OCALA, Fla. — Ilse Telesmanich, 90, sprained her ankle hiking in South Africa last August. She tried to keep going on the three-week trip, she said, hobbled as she was.

“I got very good at hopping on one foot the last time I sprained it,” she said.

But the guides had unfortunately failed to bring along any crutches — let alone walkers. So Ms. Telesmanich cut the trip short, but she is planning on leaving her home here in central Florida this summer to complete what she started.

Tom Lackey, 89, also continued to embrace adventure late into life, in his case as a way past the grief of losing his wife to a heart attack 10 years ago.

Mr. Lackey took up wing-walking. Last summer, he strapped his feet to the top of a single-engine biplane, like the daredevils of aviation’s early days, and flew across the English Channel at 160 miles per hour — with nothing between him and the wild blue yonder but goggles and layers of clothing to fight the wind-chill.

“My family thinks I’m mad,” Mr. Lackey said in a telephone interview discussing the flight — his 20th wing-walk. “I probably am.”

Intensely active older men and women who have the means and see the twilight years as just another stage of exploration are pushing further and harder, tossing aside presumed limitations. And the global travel and leisure industry, long focused on youth, is racing to keep up.

“This is an emerging market phenomenon based on tens of millions of longer-lived men and women with more youth vitality than ever imagined,” said Ken Dychtwald, a psychologist and author who has written widely about aging and economics.

And the so-called experiential marketplace — sensation, education, adventure and culture, estimated at $56 billion and growing, according to a new study from George Washington University — is where much of that new old-money is headed.

At the Grand Circle Corporation, for example, a Boston-based company that specializes in older travelers, adventure tours have gone from 16 percent of passenger volume in 2001 to 50 percent for advance bookings this year, even as the average traveler’s age has risen to 68 from 62.
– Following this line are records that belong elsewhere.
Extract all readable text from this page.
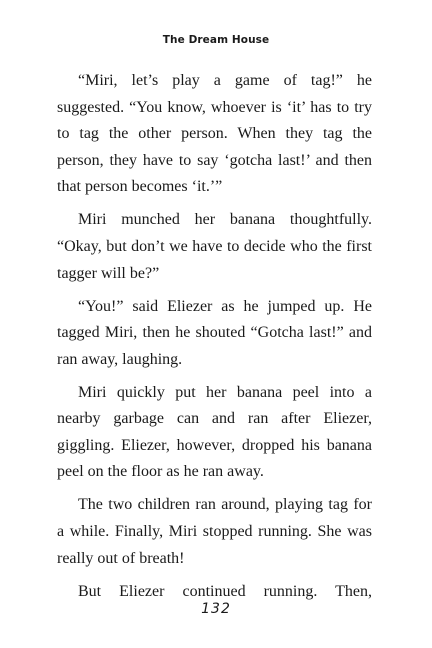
The Dream House

“Miri, let’s play a game of tag!” he suggested. “You know, whoever is ‘it’ has to try to tag the other person. When they tag the person, they have to say ‘gotcha last!’ and then that person becomes ‘it.’”

Miri munched her banana thoughtfully. “Okay, but don’t we have to decide who the first tagger will be?”

“You!” said Eliezer as he jumped up. He tagged Miri, then he shouted “Gotcha last!” and ran away, laughing.

Miri quickly put her banana peel into a nearby garbage can and ran after Eliezer, giggling. Eliezer, however, dropped his banana peel on the floor as he ran away.

The two children ran around, playing tag for a while. Finally, Miri stopped running. She was really out of breath!

But Eliezer continued running. Then,

132
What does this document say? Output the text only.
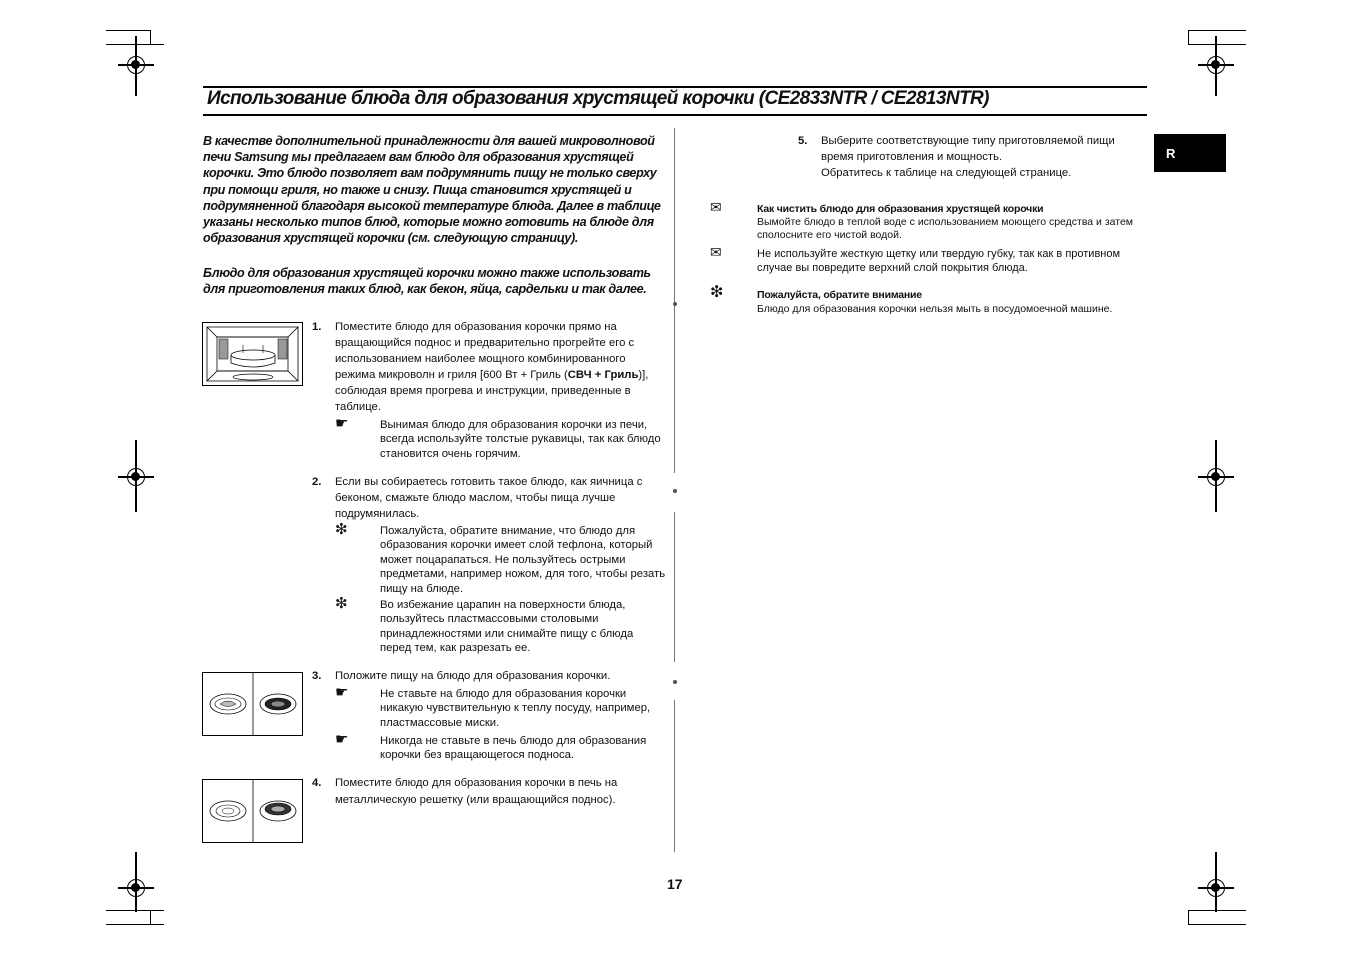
Использование блюда для образования хрустящей корочки (CE2833NTR / CE2813NTR)
R
В качестве дополнительной принадлежности для вашей микроволновой печи Samsung мы предлагаем вам блюдо для образования хрустящей корочки. Это блюдо позволяет вам подрумянить пищу не только сверху при помощи гриля, но также и снизу. Пища становится хрустящей и подрумяненной благодаря высокой температуре блюда. Далее в таблице указаны несколько типов блюд, которые можно готовить на блюде для образования хрустящей корочки (см. следующую страницу).
Блюдо для образования хрустящей корочки можно также использовать для приготовления таких блюд, как бекон, яйца, сардельки и так далее.
1. Поместите блюдо для образования корочки прямо на вращающийся поднос и предварительно прогрейте его с использованием наиболее мощного комбинированного режима микроволн и гриля [600 Вт + Гриль (СВЧ + Гриль)], соблюдая время прогрева и инструкции, приведенные в таблице.
☛	Вынимая блюдо для образования корочки из печи, всегда используйте толстые рукавицы, так как блюдо становится очень горячим.
2. Если вы собираетесь готовить такое блюдо, как яичница с беконом, смажьте блюдо маслом, чтобы пища лучше подрумянилась.
❇	Пожалуйста, обратите внимание, что блюдо для образования корочки имеет слой тефлона, который может поцарапаться. Не пользуйтесь острыми предметами, например ножом, для того, чтобы резать пищу на блюде.
❇	Во избежание царапин на поверхности блюда, пользуйтесь пластмассовыми столовыми принадлежностями или снимайте пищу с блюда перед тем, как разрезать ее.
3. Положите пищу на блюдо для образования корочки.
☛	Не ставьте на блюдо для образования корочки никакую чувствительную к теплу посуду, например, пластмассовые миски.
☛	Никогда не ставьте в печь блюдо для образования корочки без вращающегося подноса.
4. Поместите блюдо для образования корочки в печь на металлическую решетку (или вращающийся поднос).
5. Выберите соответствующие типу приготовляемой пищи время приготовления и мощность.
Обратитесь к таблице на следующей странице.
✉	Как чистить блюдо для образования хрустящей корочки
Вымойте блюдо в теплой воде с использованием моющего средства и затем сполосните его чистой водой.
✉	Не используйте жесткую щетку или твердую губку, так как в противном случае вы повредите верхний слой покрытия блюда.
❇	Пожалуйста, обратите внимание
Блюдо для образования корочки нельзя мыть в посудомоечной машине.
17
At Exploritas, a nonprofit educational travel group previously known as Elderhostel, the proportion of people over 75 choosing adventure-tour options is up 27 percent since 2004. The sharpest growth has been in the over-85 crowd, more than 70 percent.

At VBT, a bike touring company in Vermont that does rides in countries around the world, the number of bikers over 70 has doubled in the last 10 years.

“Unusual is way more popular now,” said Alan E. Lewis, chairman of Grand Circle, “and with this audience, that’s a major shift.”

But the era of geriatric derring-do is also bringing new questions.

Take travel medical insurance. At InsureMyTrip.com, an online company, coverage that costs $15 for a 45-year-old runs four times that much or more for the same trip at age 85, and evacuation coverage for medical emergencies is not available at all through the company’s provider after that age.